Generalized Matrix Artin Algebras

Question

Let $A$ and $B$ be Artin algebras, $M$ a finitely generated $(B$-$A)$-bimodule, and $N$ a finitely generated $(A$-$B)$-bimodule. Prove that \begin{bmatrix} A& N \\ M & B\end{bmatrix} is a generalized matrix Artin algebra.

Answer 1

A reasonable elementary strategy for showing it is right Artinian might go this way. Denote $R=\begin{bmatrix}A&N\\M& B\end{bmatrix}$ for brevity.

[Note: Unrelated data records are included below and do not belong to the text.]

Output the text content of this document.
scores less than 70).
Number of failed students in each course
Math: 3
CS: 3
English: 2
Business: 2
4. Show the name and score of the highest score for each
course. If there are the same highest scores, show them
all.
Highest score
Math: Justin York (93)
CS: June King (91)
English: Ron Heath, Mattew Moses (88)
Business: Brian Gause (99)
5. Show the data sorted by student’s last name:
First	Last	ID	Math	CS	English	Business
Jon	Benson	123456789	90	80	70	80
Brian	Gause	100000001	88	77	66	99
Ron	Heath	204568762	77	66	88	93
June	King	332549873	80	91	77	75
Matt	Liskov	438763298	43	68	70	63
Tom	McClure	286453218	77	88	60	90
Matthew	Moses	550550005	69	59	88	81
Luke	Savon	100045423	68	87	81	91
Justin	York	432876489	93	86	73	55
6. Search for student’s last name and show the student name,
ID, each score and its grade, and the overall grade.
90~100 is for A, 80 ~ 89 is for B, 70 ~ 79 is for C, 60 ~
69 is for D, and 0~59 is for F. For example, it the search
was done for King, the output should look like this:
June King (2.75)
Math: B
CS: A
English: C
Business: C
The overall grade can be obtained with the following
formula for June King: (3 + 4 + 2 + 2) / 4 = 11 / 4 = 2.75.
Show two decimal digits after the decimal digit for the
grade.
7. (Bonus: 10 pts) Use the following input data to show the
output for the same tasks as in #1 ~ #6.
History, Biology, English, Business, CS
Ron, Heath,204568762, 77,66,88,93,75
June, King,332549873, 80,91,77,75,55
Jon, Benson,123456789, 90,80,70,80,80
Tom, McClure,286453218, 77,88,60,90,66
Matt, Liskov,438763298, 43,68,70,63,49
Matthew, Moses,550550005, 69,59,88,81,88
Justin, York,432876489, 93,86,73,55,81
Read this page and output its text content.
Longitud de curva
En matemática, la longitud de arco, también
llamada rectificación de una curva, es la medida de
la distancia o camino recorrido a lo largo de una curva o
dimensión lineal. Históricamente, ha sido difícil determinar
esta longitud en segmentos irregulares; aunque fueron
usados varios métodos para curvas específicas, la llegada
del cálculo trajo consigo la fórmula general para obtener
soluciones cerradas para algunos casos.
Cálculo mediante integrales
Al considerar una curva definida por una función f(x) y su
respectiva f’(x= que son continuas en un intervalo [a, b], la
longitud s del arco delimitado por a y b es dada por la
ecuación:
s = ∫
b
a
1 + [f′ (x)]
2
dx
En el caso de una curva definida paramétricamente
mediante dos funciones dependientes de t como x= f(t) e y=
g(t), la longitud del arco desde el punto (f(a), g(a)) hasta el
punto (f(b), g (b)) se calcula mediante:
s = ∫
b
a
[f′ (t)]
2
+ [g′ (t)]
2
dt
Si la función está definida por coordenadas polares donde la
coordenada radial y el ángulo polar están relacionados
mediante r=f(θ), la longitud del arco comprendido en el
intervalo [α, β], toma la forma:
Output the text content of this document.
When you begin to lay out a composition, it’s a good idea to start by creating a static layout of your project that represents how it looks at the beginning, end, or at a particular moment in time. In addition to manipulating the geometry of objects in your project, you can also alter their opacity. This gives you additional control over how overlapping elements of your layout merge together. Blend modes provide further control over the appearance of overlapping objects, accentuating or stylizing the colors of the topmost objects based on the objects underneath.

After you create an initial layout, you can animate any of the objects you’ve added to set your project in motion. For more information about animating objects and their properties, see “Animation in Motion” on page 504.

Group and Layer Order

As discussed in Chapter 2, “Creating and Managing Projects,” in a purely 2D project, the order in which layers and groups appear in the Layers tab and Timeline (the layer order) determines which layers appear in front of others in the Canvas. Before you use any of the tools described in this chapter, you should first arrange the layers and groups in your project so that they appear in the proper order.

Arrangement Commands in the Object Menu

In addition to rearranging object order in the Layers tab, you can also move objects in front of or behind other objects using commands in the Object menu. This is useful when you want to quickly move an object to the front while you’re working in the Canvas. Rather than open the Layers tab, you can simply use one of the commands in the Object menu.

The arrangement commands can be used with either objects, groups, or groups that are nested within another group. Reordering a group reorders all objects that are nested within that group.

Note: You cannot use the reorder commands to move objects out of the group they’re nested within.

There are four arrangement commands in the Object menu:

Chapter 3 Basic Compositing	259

1. Here's an easy lemma we'll apply: if $A$ and $B$ are Artinian and $K$ is a finitely generated $(A,B)$ (or $(B,A)$) bimodule, then $K$ is an Artinian bimodule. (It is not a very sharp statement, but it's all we need.)
2. First, note $R=\begin{bmatrix}A&N\\0&0\end{bmatrix}\oplus \begin{bmatrix}0&0\\M& B\end{bmatrix}$ as right $R$ modules. Denote these two pieces as $T_1$ and $T_2$ respectively. If we can prove both of these are right Artinian $R$ modules, then we have shown $R$ is right Artinian.
3. Consider a submodule $T$ of the right $R$ module $T_1$. If $\begin{bmatrix}a&n\\0&0\end{bmatrix}\in T$, then so are $\begin{bmatrix}a&0\\0&0\end{bmatrix}$ and $\begin{bmatrix}0&n\\0&0\end{bmatrix}$. (Can you see why?) From this, you can argue that $T=\begin{bmatrix}A'&N'\\0&0\end{bmatrix}$ where $A'$ is a right ideal of $A$ and $N'$ is a sub-bimodule of $N$.
4. Use the last point and the fact that $A$ and $N$ are Artinian to show that $T_1$ is Artinian.
5. Describe the analogous situation of $T_2$ using the same approach, and conclude it is Artinian as well. At this point $R$ has been shown to be right Artinian.
6. Say "The same argument mutatis mutandis shows that $R=\begin{bmatrix}A&0\\M&0\end{bmatrix}\oplus \begin{bmatrix}0&N\\0& B\end{bmatrix}$ is a decomposition of $R$ into two Artinian left $R$-modules, therefore $R$ is left Artinian."